Anders sieht es mit der «Blockchain-Technologie» im Hintergrund aus. Die Blockchain ist nicht viel mehr als ein digitaler Kontoauszug, der kaum oder nur mit ungeheurem Aufwand manipuliert werden kann. Er enthält Informationen über alle Geschäfte, die digital auf sichere und transparente Weise abgewickelt, dokumentiert und simultan auf verschiedenen Rechnern eines dezentralen Netzwerks abgelegt wurden. Diese Organisationsform hat Vorteile, denn die beteiligten Parteien können jederzeit sicher auf die für sie notwendigen verifizierten Informationen zugreifen. So lassen sich langwierige Prozesse, die sich üblicherweise aus zentralistischen Strukturen ergeben, stark verkürzen, die Kosten senken und die Abwicklungsrisiken mindern. Kein Wunder also, dass vor allem die unter enormem Ertragsdruck stehenden Finanzunternehmen an der Technologie interessiert sind. Sie erforschen diese oder setzen sie sogar schon ein.
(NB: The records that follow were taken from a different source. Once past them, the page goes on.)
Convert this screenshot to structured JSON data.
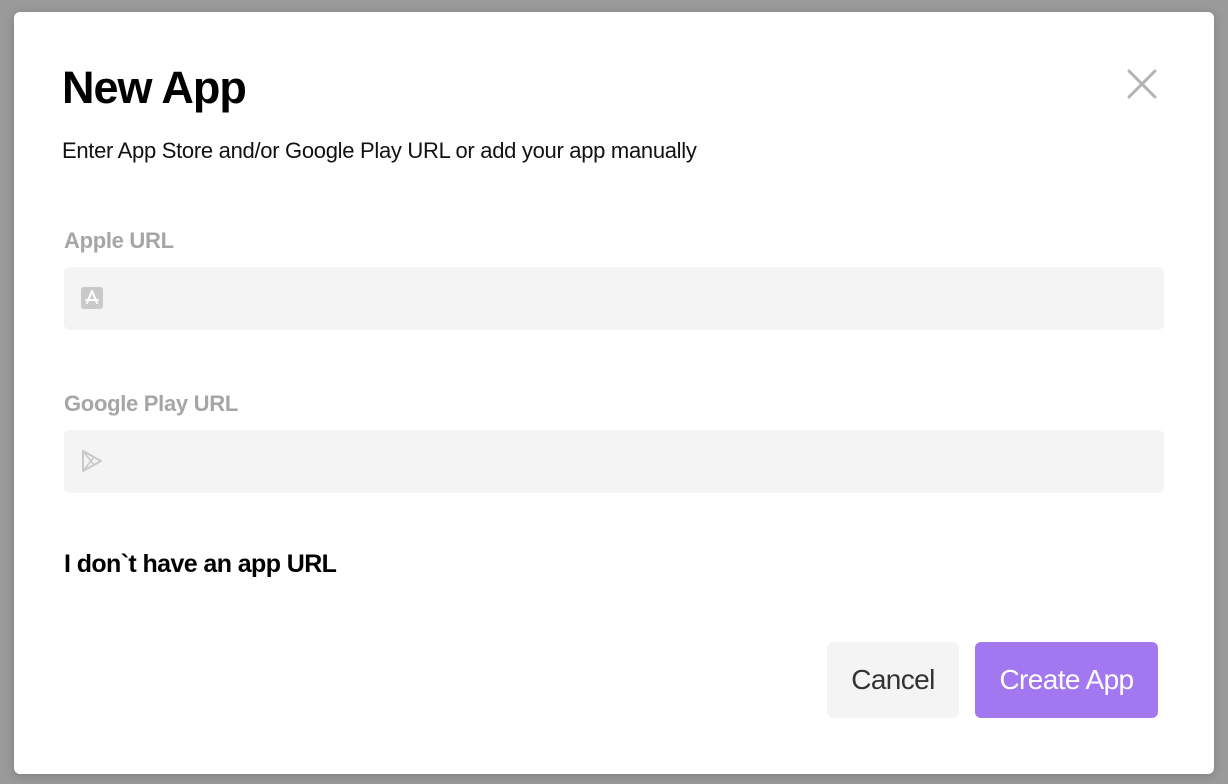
{
  "modal": {
    "title": "New App",
    "subtitle": "Enter App Store and/or Google Play URL or add your app manually",
    "close_icon": "close-icon"
  },
  "fields": {
    "apple": {
      "label": "Apple URL",
      "value": "",
      "placeholder": "",
      "icon": "app-store-icon"
    },
    "google": {
      "label": "Google Play URL",
      "value": "",
      "placeholder": "",
      "icon": "google-play-icon"
    }
  },
  "no_url_link": "I don`t have an app URL",
  "buttons": {
    "cancel": "Cancel",
    "create": "Create App"
  },
  "colors": {
    "accent": "#a277f0",
    "field_bg": "#f3f4f3",
    "label_muted": "#a6a6a6"
  }
}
Dabei sind sie keineswegs auf Bitcoin angewiesen; denn die Blockchain-Technologie ist nicht exklusiv an diese eine digitale Währung gebunden. Tatsächlich gibt es eine ganze Reihe von Alternativmöglichkeiten wie etwa Counterparty, Peercoin, Bitshares, Ethereum oder auch Ripple, welche sozusagen als Kontrollmedium für ähnliche oder auch ganz andere technologische Wege dienen, um chiffrierte Informationen in dezentralen Datenbanken auf dynamische Weise zu verwalten. Die dahinterstehenden Firmen wollen «disruptiv» wirken, indem sie etablierte Prozesse effizienter gestalten oder indem sie neue Angebote für andere Unternehmen und Konsumenten entwickeln.
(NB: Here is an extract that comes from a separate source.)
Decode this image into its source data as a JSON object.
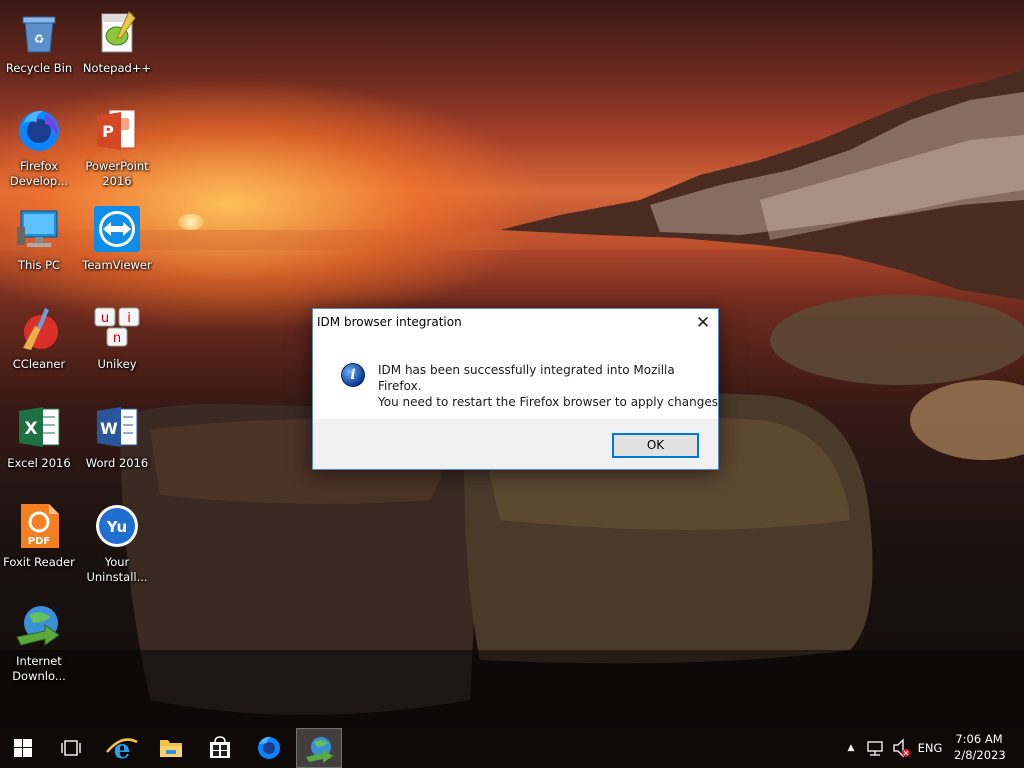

In diesem Rahmen ist heute schon absehbar, dass sich die Struktur des stark fragmentierten internationalen Zahlungsverkehrs in nächster Zeit deutlich verändern wird. Da heute an beinahe jeder Überweisung ins Ausland mehrere Korrespondenzbanken beteiligt sind, die eigene, zeitaufwendige Abläufe haben und welche ihre Dienste in Rechnung stellen, dauern internationale Überweisungen oft mehrere Tage, und sie kosten bei kleineren Summen an exotische Destinationen bis zu 20% der übermittelten Beträge. Das sind enorme Margen, die den technologischen Wettbewerb förmlich anziehen. Längst haben sich bankfremde Anbieter wie Transferwise, Currencyfair, Small World Financial und andere Innovatoren aufgemacht, um den etablierten Firmen in diesem Bereich Konkurrenz zu machen. Das Schweizer Unternehmen Tawipay arbeitet am Aufbau einer Datenbank, die künftig helfen soll, den jeweils günstigsten Anbieter zu finden.

Zunehmender Wettbewerb

In Zukunft wird sich das Geld bei Verwendung einer Blockchain-Instanz sogar direkt von Konto zu Konto über die Grenze schicken lassen und wird bei geringen Kosten in kürzester Zeit im Ausland ankommen. Neben der kleinen Münchner Fidor-Bank experimentieren in diesem Zusammenhang etablierte Institute wie die australische Westpac Bank und die New Zealand Banking Group (ANZ) mit der entsprechenden Technologie von Ripple Labs, weitere Institute wie zum Beispiel die Royal Bank of Scotland dürften folgen. Für die Kunden dagegen ist unerheblich, welche Technik im Hintergrund für den Transfer verwendet wird. Sie werden allenfalls wahrnehmen, ob die Dienstleistungen der Anbieter besser und günstiger geworden sind.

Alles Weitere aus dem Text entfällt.